In November 2011, Assocham survey found a 100% rise in drinking among the 15-18 age group in the last 10 years. The greater problem these days is not alcoholism but drinking problem, which affects 60 percent of users and makes them aggressive, said Dr. B K Rao, Chairman of Assocham Health Committee and Chairman Sir Ganga Ram Hospital.
The following statistics are sad and shocking, as per the government’s strict norms for underage drinking, Children as young as 13 have tried Bacardi Breezers or vodkas at stay-over nights with their friends. While responding, 52 percent teenagers said that having one drink at parties is something everyone does, for 72 percent being "cool" meant having three to four drinks. Drinking seems to be quite the normal thing among the 13-18 age group in the metropolitan cities, adds survey.
“More than 52% of teens who admitted drinking said they drink when they are upset; 8% said they drink alone; 2% said they drink when they are bored; and 47% said they drink to "get high", findings of the survey.
Majority of teens consume alcohol on the occasion of New Year, Christmas, birthdays, farewell and some other occasion. Teenage boys are much more likely than teenage girls to say they have tried alcohol. Fruit-flavored alcoholic beverages are particularly appealing to girls who often do not like the taste of alcohol, adds the Assocham findings.
Usage of alcohol has also resulted in deliberate self-harm, high-risk sexual behaviour, HIV infection, tuberculosis, oesophageal cancer, liver disease, duodenal ulcer and many more, adds the paper.
Family history of substance abuse, prenatal exposure to alcohol, poor parent-child relationships and inadequate parent-child communication, conduct disorders, rebelliousness, depression, anxiety, academic problems, positive attitudes about alcohol, stress and poor coping skills all contribute to drink alcohol, disclosed the survey.

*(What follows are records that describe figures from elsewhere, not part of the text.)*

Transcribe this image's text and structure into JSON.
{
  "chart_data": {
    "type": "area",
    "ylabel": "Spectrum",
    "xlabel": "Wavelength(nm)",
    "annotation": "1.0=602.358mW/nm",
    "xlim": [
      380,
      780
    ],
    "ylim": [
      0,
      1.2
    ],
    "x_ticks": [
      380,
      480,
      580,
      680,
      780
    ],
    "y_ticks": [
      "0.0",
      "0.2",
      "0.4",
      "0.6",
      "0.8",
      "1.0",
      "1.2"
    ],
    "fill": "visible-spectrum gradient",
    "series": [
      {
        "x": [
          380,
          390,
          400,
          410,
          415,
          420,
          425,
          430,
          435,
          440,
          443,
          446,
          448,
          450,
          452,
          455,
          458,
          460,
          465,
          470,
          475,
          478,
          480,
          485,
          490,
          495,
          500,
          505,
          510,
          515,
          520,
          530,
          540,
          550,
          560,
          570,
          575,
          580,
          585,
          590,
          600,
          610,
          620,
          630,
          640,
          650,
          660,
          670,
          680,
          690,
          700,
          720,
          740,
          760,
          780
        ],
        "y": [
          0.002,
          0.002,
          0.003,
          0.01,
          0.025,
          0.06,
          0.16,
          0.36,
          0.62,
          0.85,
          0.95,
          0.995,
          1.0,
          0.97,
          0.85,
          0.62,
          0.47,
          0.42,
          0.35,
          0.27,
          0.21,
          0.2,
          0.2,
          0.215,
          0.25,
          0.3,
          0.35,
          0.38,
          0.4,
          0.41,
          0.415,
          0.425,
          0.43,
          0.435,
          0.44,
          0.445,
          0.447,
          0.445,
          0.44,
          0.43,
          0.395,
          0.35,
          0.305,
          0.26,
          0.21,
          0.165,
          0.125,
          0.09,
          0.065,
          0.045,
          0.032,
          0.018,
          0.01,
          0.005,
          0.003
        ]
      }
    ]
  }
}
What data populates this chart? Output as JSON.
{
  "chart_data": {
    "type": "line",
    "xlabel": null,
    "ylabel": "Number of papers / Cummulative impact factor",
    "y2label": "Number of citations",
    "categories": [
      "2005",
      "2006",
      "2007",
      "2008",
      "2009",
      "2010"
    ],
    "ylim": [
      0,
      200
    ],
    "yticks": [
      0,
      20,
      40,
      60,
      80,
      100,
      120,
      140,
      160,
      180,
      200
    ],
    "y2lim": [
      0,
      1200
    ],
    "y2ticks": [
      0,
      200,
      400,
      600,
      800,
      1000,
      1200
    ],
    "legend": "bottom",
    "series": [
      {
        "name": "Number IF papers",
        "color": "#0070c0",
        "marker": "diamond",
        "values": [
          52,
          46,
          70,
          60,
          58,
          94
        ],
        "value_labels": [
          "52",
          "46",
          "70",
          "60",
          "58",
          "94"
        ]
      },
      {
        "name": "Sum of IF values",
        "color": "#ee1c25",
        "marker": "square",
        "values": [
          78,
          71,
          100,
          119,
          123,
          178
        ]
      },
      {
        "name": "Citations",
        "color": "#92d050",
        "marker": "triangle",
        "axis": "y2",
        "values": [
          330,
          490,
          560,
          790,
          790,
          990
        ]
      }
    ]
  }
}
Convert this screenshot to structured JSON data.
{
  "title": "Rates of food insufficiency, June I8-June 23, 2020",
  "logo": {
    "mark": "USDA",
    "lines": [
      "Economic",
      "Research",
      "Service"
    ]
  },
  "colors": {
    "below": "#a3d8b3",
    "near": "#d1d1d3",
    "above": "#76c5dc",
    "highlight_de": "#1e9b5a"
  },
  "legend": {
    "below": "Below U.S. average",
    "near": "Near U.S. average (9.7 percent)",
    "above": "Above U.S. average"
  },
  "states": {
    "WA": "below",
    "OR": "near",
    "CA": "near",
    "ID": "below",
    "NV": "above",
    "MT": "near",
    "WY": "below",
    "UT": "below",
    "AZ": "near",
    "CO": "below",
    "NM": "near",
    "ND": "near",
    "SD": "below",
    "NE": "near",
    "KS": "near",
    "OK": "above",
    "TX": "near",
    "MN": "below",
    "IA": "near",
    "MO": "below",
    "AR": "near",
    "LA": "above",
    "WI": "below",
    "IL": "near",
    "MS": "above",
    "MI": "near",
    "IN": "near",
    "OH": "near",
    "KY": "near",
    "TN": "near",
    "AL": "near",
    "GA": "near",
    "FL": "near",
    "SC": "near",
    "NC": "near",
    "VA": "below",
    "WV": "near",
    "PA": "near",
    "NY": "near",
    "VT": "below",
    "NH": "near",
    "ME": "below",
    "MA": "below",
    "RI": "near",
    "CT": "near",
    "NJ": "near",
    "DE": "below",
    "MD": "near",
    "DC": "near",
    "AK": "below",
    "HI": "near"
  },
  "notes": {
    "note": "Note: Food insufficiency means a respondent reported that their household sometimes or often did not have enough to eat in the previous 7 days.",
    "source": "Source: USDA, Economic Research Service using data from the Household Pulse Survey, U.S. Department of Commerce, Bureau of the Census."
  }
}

The survey further points out, “low pricing, a lack of standardized proof of age schemes and poor enforcement makes it easy for unscrupulous retailers to sell to underage kids, said Mr. Rawat. By introducing on-the-spot fines for selling drink during the Christmas/ New Year celebrations to under-19s, proof of age before purchasing, may reduce the consumption of alcohol at an early age.
Have tried alcohol 65%
Have not tried alcohol 20%
Have drunk fruit-flavoured alcoholic beverages 45%
Lack of supervision
Easy access to alcohol
Family or academic problems
Stress and poor coping skills
Long term effects:
Increased risk of cancer - especially breast, throat/mouth, oesophageal, liver, stomach
Increased risk of other diseases including cirrhosis, cognitive problems, obesity, hypertension, dementia, psychological conditions, damage to reproductive organs and others
Correlating concerns such as smoking and poor dietary behaviour
Nutritional deficiencies and related health concerns
Financial and legal implications
Breakdown of family structures
Creative ways of sneaking in alcohol are trendy among the youth:
Cafes and fast-food restaurants are serving beer. Pubs and bars have slated early evenings as cheaper Happy Hour. There's also the hookah lounge in metros. The flavoured hookah often has alcohol as base, especially vodka or wine.